Native Specifications

The UNT tool helps create native code. Follow these steps to integrate this code into your translation automatically.

  1. Memory semantics specifications

    Release all objects except the output one. In addition, you need to configure the memory semantics in depend_interface.config. If the returned object is newly created, set the method signature to 1. Otherwise, set the method signature to 0.

    Example 1:

    java
    int32_t String::length() const
    {
        return static_cast<int32_t>(inner.size());
    }

    The length method returns a basic type, and no new object is involved. Therefore, set this parameter to 0.

    text
    <java.lang.String: int length()>, 0

    Example 2:

    java
    String *String::substring(const int32_t idx) const
    {
        std::string s = this->inner.substr(idx);
        return new String(std::move(s));
    }

    The substring method returns the String type, and the returned object is newly created. Therefore, set this parameter to 1.

    text
    <java.lang.String: java.lang.String substring(int)>, 1
  2. Inheritance specifications

    All classes must be inherited from Object.

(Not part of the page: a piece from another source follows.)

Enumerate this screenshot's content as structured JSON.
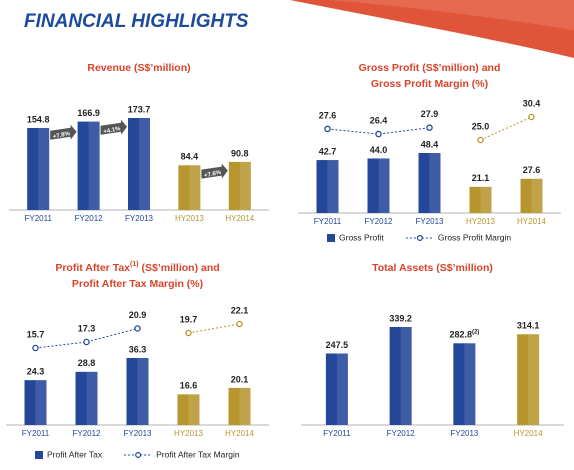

    The Object class is described as follows:

    Object header file:

    cpp
    class Object 
    {
    public:
        Object();
        
        Object(nlohmann::json jsonObj);
        
        virtual ~Object();
        
        virtual int hashCode();
        
        virtual bool equals(Object *obj);
        
        virtual std::string toString();
        
        virtual Object *clone();
        
        Object(const Object &obj);
        
        Object(Object &&obj);
        
        Object &operator=(const Object &obj);
        
        Object &operator=(Object &&obj);
        
        void putRefCount();
        
        void getRefCount();
        
        void setRefCount(uint32_t count);
        
        bool isCloned();
        
        uint32_t getRefCountNumber();
        
    public:
        std::recursive_mutex mutex;
        bool isClone = false;
        bool isPool = false;
        uint32_t refCount = 1;
    }

    Object cpp file:

    cpp
    Object::Object() = default;
    
    Object::Object(nlohmann::json jsonObj)
    {
        return;
    }
    
    Object::~Object() = default;
    
    int Object::hashCode()
    {
        return 0;
    }
    
    bool Object::equals(Object *obj)
    {
        return false;
    }
    
    std::string Object::toString()
    {
        return std::string();
    }
    
    Object * Object::clone()
    {
        return nullptr;
    }
    
    Object::Object(const Object &obj)
    {
        this->refCount = obj.refCount;
        this->isClone = obj.isClone;
    }
    
    Object::Object(const Object &&obj)
    {
        this->refCount = obj.refCount;
        this->isClone = obj.isClone;
    }
    
    Object &Object::operator=(const Object &obj)
    {
        this->refCount = obj.refCount;
        this->isClone = obj.isClone;
    }
    
    Object &Object::operator=(Object &&obj)
    {
        this->refCount = obj.refCount;
        this->isClone = obj.isClone;
    }
    
    void Object::putRefCount()
    {
        if (__builtin_expect(--refCount != 0, true))
        {
            return;
        }
        delete this;
    }
    
    void Object::getRefCount()
    {
        ++refCount;
    }
    
    void Object::setRefCount(uint32_t count)
    {
        refCount = count;
    }
    
    bool Object::isCloned()
    {
        return isClone;
    }
    
    uint32_t Object::getRefCountNumber()
    {
        return refCount;
    }